Lambsdorff: Nein, noch müssen wir abwarten. Der Deal ist ein Erfolg, aber kein Durchbruch. Boris Johnson muss jetzt eine Mehrheit im Unterhaus organisieren, erst dann ist der Weg frei für einen geordneten Austritt. Nur hat er bisher die Vorschläge der Regierung seiner Vorgängerin Theresa May immer torpediert und muss jetzt die Geister, die er selbst rief, wieder einfangen. Ob ihm das gelingt, ist unsicher.
Lambsdorff: Mit dem Deal kann Großbritannien eine eigene Handelspolitik verfolgen und trotzdem bleibt Nordirland in einem Zollgebiet mit der EU. Damit ist Europa den Briten stark entgegengekommen. Manche behaupten ja, dass die EU nicht genug auf Großbritannien zugegangen sei. Das war schon immer Unsinn, ist jetzt aber hoffentlich endgültig vom Tisch. Entscheidend für die EU und Irland ist, dass es keine harte Grenze auf der irischen Insel geben wird. Es ist ein echter Kompromiss.
Lambsdorff: Das können wir alle nicht wissen, ich glaube, Boris Johnson weiß es selbst nicht.

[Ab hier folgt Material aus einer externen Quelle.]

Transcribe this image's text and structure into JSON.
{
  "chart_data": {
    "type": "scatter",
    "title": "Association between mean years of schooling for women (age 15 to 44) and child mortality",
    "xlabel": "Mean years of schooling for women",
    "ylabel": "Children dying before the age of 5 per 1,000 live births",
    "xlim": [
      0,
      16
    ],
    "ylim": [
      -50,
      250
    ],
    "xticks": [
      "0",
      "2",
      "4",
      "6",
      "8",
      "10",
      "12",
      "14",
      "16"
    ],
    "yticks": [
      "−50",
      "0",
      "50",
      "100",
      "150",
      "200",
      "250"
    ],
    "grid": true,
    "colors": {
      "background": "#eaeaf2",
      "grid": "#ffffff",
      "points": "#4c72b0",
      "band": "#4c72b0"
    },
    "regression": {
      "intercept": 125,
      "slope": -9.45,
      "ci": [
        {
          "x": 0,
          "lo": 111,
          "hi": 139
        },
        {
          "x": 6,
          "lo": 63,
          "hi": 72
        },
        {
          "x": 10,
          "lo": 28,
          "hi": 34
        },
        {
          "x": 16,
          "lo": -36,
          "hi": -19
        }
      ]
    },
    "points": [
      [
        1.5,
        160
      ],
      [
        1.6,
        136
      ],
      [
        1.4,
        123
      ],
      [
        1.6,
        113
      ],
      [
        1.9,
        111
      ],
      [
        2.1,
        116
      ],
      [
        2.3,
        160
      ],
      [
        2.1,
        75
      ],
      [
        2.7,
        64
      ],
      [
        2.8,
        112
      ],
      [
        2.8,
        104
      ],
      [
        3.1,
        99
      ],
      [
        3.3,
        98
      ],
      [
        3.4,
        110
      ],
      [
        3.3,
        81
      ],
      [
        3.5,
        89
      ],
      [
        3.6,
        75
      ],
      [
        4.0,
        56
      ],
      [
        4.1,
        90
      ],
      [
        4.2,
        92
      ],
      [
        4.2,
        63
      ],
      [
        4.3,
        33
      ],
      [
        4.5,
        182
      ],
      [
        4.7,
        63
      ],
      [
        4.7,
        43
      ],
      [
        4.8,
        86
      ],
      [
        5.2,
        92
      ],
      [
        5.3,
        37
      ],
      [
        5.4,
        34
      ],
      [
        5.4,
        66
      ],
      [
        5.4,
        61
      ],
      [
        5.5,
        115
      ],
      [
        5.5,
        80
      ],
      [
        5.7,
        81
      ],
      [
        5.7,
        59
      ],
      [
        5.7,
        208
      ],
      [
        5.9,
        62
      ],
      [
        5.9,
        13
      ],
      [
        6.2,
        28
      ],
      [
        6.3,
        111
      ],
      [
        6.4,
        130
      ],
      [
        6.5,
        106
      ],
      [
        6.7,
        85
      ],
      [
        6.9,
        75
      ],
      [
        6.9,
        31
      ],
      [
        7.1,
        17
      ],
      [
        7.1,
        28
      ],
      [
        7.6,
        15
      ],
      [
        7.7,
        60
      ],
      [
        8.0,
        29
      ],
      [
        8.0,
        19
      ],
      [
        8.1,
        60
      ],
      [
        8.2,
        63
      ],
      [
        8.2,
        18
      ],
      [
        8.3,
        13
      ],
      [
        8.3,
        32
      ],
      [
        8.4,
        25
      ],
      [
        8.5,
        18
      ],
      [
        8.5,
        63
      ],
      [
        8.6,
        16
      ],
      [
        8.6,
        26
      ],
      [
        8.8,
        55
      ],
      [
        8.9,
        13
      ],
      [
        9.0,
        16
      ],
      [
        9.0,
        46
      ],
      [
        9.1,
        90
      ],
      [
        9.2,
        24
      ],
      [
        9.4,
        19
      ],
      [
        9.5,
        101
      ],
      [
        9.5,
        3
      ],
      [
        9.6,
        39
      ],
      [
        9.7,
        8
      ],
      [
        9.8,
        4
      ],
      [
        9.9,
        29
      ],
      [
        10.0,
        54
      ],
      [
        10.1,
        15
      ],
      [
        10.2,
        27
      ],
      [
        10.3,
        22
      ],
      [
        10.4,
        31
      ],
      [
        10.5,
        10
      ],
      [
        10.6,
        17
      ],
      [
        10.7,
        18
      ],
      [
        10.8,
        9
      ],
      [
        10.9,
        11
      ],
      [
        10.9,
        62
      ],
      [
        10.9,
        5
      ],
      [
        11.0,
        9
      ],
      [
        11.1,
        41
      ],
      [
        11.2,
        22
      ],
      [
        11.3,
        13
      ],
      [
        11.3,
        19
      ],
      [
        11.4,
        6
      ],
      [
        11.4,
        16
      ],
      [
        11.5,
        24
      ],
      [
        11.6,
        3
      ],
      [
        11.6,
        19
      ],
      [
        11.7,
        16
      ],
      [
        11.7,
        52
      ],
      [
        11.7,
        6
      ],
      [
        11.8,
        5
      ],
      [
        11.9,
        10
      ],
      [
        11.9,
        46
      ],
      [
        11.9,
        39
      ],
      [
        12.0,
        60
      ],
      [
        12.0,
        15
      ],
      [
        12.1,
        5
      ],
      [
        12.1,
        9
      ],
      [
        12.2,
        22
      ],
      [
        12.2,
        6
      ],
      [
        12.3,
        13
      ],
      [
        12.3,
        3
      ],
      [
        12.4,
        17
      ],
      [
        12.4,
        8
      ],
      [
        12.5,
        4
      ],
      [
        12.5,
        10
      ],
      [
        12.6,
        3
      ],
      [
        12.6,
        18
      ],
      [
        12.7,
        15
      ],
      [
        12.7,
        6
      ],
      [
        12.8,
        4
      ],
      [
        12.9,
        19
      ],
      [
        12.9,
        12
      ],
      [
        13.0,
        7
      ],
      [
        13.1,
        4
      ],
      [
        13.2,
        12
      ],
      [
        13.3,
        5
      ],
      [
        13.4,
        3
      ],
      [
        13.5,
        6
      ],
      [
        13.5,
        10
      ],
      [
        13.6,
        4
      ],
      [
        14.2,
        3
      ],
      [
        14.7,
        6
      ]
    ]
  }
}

Er hat mit seiner eigenen Regierung ja keine Mehrheit im Unterhaus. 21 Tory-Abgeordnete sind aus der Partei ausgeschieden oder rausgeworfen werden. Dass die nordirische DUP Widerstand ankündigt, war zu erwarten. Am Ende wird es auch auf das Verhalten der anderen Parteien, gerade der Labour-Abgeordneten, ankommen.
Lambsdorff: Das erscheint mir leider wenig realistisch. Wenn das Unterhaus Johnsons Deal allerdings ablehnt, werden die Karten neu gemischt. Dann müsste er eine Verlängerung des Austrittsdatums beantragen und einen klaren Fahrplan für den geregelten Brexit entwerfen. Wahrscheinlich würde es auch Neuwahlen geben. Dann würde auch wieder über ein zweites Referendum geredet, aber wie das ausgeht, weiß heute niemand, weil die Labour Party intern so tief gespalten ist.